Geçtiğimiz Cumartesi günü; güneş enerjisi fuarı; at fuarı ve Samsun günleri vardı. Doğal beslenmeyle ilgili bir fuar daha vardı, yorulduğum için ona gidemedim.
At fuarı çok hoştu... Fuar alanının bir kısmını samanla kaplayıp atları da getirmişlerdi. Ponny ve Midilli gibi kısa boylu atların yanısıra, bazı yarış atları da vardı. Çocuklar özellikle, kısa boylu atların üzerine binip gezmeye bayılıyorlardı. Burada en fazla dikkatimi atlar için yapılmış koşu bandı çekti... Demek ki atları da koşu bandına çıkarıp çalıştırıyorlar...
Güneş enerjisi fuarı da çok renkliydi. Kanada’dan, Almanya’dan, Çin’den, Kore’den, Japonya’dan bir sürü firma gelmişti. Yerli firmalar da vardı. İnsana, beş on sene evvel hayal gibi gelen güneş panelleri bugün gerçek olmuş durumda... Toyota, güneş enerjisini de kullanan bir araba yaptı biliyorsunuz. Tavan kısmı tamamen güneş paneli olan araba, 45 km dan fazla hız yapmazsanız, güneş enerjisi ile çalışıyor. Arabanın iki motoru var, güneşle çalışanın aküsü bitince, benzinli motor devreye giriyor. Ancak, güneş ne kadar kuvvetli olursa, arabanın içerisindeki soğutma sistemi de o kadar güçlü çalışıyor. Soğutan klima, tamamen güneş ile çalışıyor yani. Fren yaptığınızda, sarfedilen enerji yine, güneş aküsünü doldurmaya yarıyor... Böyle harika bir sistemle çalışan araba yapmışlar.
Samsun günlerinde harika ekmekler vardı. Kocaman ekmeklerin yuvarlak, Vakfıkebir olanlarını bizzat yerinde gidip görmüştüm.

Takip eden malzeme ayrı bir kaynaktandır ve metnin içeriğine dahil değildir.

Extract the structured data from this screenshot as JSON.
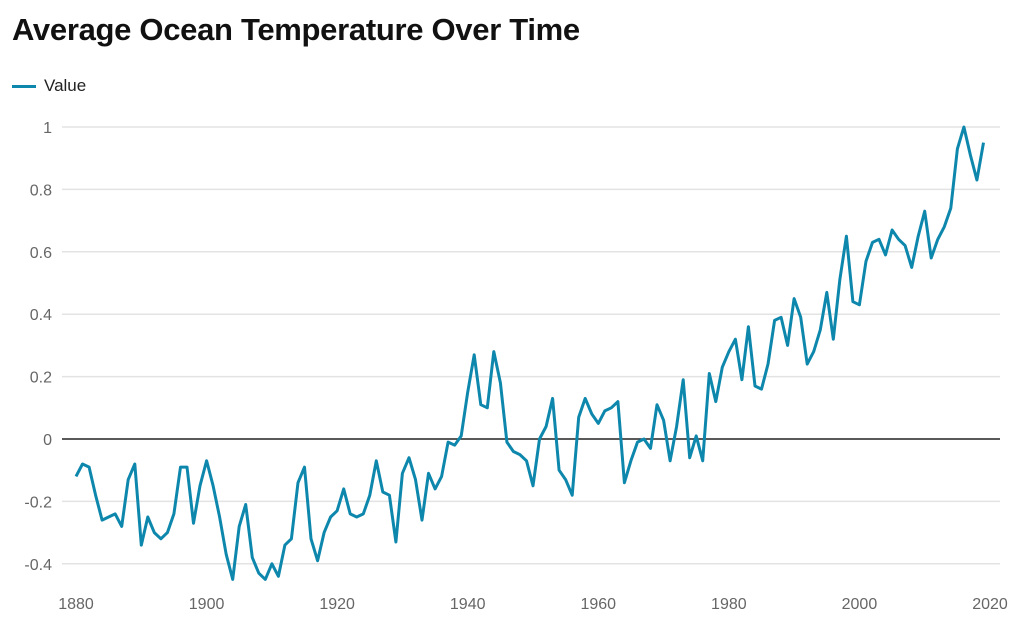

Bu kocaman ekmekler kesilip kilo ile satılıyor. En büyük özellikleri ekşi maya ile yapılıyor olmaları... Çavdar, tam buğday karıştırılarak hazırlanan ekmek hamurları, İstanbul’daki bir fırında pişiriliyor. Zeytinburnunda da satılıyormuş. Oraya kadar gidip almayı değer. Ben, çavdar ve ekşi maya olanından bir kilo aldım ve çok beğendim...

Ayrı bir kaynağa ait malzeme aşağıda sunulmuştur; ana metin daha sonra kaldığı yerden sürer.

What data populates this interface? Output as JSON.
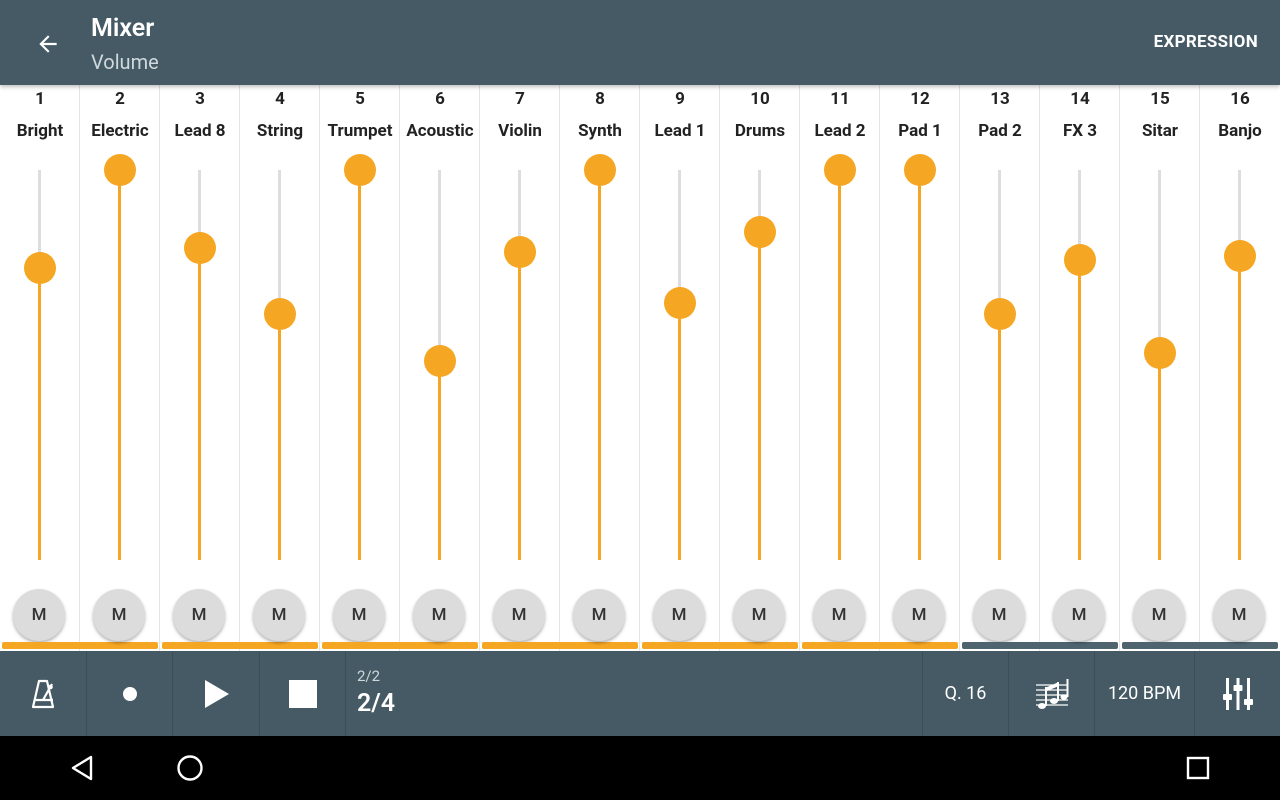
{
  "appbar": {
    "title": "Mixer",
    "subtitle": "Volume",
    "action_label": "EXPRESSION"
  },
  "channels": [
    {
      "number": "1",
      "name": "Bright",
      "level": 0.75,
      "active": true
    },
    {
      "number": "2",
      "name": "Electric",
      "level": 1.0,
      "active": true
    },
    {
      "number": "3",
      "name": "Lead 8",
      "level": 0.8,
      "active": true
    },
    {
      "number": "4",
      "name": "String",
      "level": 0.63,
      "active": true
    },
    {
      "number": "5",
      "name": "Trumpet",
      "level": 1.0,
      "active": true
    },
    {
      "number": "6",
      "name": "Acoustic",
      "level": 0.51,
      "active": true
    },
    {
      "number": "7",
      "name": "Violin",
      "level": 0.79,
      "active": true
    },
    {
      "number": "8",
      "name": "Synth",
      "level": 1.0,
      "active": true
    },
    {
      "number": "9",
      "name": "Lead 1",
      "level": 0.66,
      "active": true
    },
    {
      "number": "10",
      "name": "Drums",
      "level": 0.84,
      "active": true
    },
    {
      "number": "11",
      "name": "Lead 2",
      "level": 1.0,
      "active": true
    },
    {
      "number": "12",
      "name": "Pad 1",
      "level": 1.0,
      "active": true
    },
    {
      "number": "13",
      "name": "Pad 2",
      "level": 0.63,
      "active": false
    },
    {
      "number": "14",
      "name": "FX 3",
      "level": 0.77,
      "active": false
    },
    {
      "number": "15",
      "name": "Sitar",
      "level": 0.53,
      "active": false
    },
    {
      "number": "16",
      "name": "Banjo",
      "level": 0.78,
      "active": false
    }
  ],
  "mute_label": "M",
  "transport": {
    "position_small": "2/2",
    "position_big": "2/4",
    "quantize": "Q. 16",
    "tempo": "120 BPM"
  },
  "colors": {
    "accent": "#f5a623",
    "bar": "#455a64",
    "indicator_active": "#f5a623",
    "indicator_inactive": "#4e6570"
  },
  "icons": {
    "back": "arrow-left-icon",
    "metronome": "metronome-icon",
    "record": "record-icon",
    "play": "play-icon",
    "stop": "stop-icon",
    "score": "music-notes-icon",
    "mixer": "sliders-icon",
    "nav_back": "triangle-back-icon",
    "nav_home": "circle-home-icon",
    "nav_recents": "square-recents-icon"
  }
}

Ben hep, Feshane’de düzenlenen “günlere” gidiyorum. İlginç yiyeceklerle karşılaşıyorum. İşte bu sefer de gördüklerimden birisi, Trabzon hurmasının kurutulmuşu oldu. Trabzon hurmasının yabanisi de yetişiyor Karadeniz’de. Övez denilen yabani Trabzon hurması dalında kurutulduktan sonra tüketiliyor. Sanıyorum meyvenin kuruma özelliği olduğu için, oradan geliştirdikleri bir yöntemle kurutuyorlar Trabzon hurmasını.
Karadeniz’in olmazsa olmazlarından birisi de “yoğurt doğrama”sıymış. Ufanmış mısır ekmeğinin üzerine tam yağlı yoğurt konularak yapılıyor bu yemek. Hem pratik, hem de arta kalan mısır ekmeğini değerlendirmek için müthiş bir yöntem. Küçük kaplara koydukları yoğurt doğramasını, hemen yanınızda hazırlayıp satıyorlardı da...
Samsun günlerinde bu sene, Terme reyonunda yer alan kahverengi pirinç de dikkatimi çekti. Çin’den getirtilen tohumla Terme’de 8 dönüm araziye ekilen kahverengi pirinçten aldım, ama bu yazıyı yazarken pişirecek vaktim olmadı. Ingredients “malzemeler” diye bir kitabım var, baktım kahverengi pirinç için çok iyi şeyler yazılmış. Kabuğu soyularak işlendiği halde, halen tanenin üzerinde bir tabaka kepek kaldığı için, özellikle diyabetlilere ve diyet yapanlara tavsiye ediliyor. Zaten biliyorsunuz, bir ürün ne kadar işlenirse o kadar faydasız hale geliyor. O nedenle daha az işlenmiş kahverengi pirinç bana pek sempatik geldi.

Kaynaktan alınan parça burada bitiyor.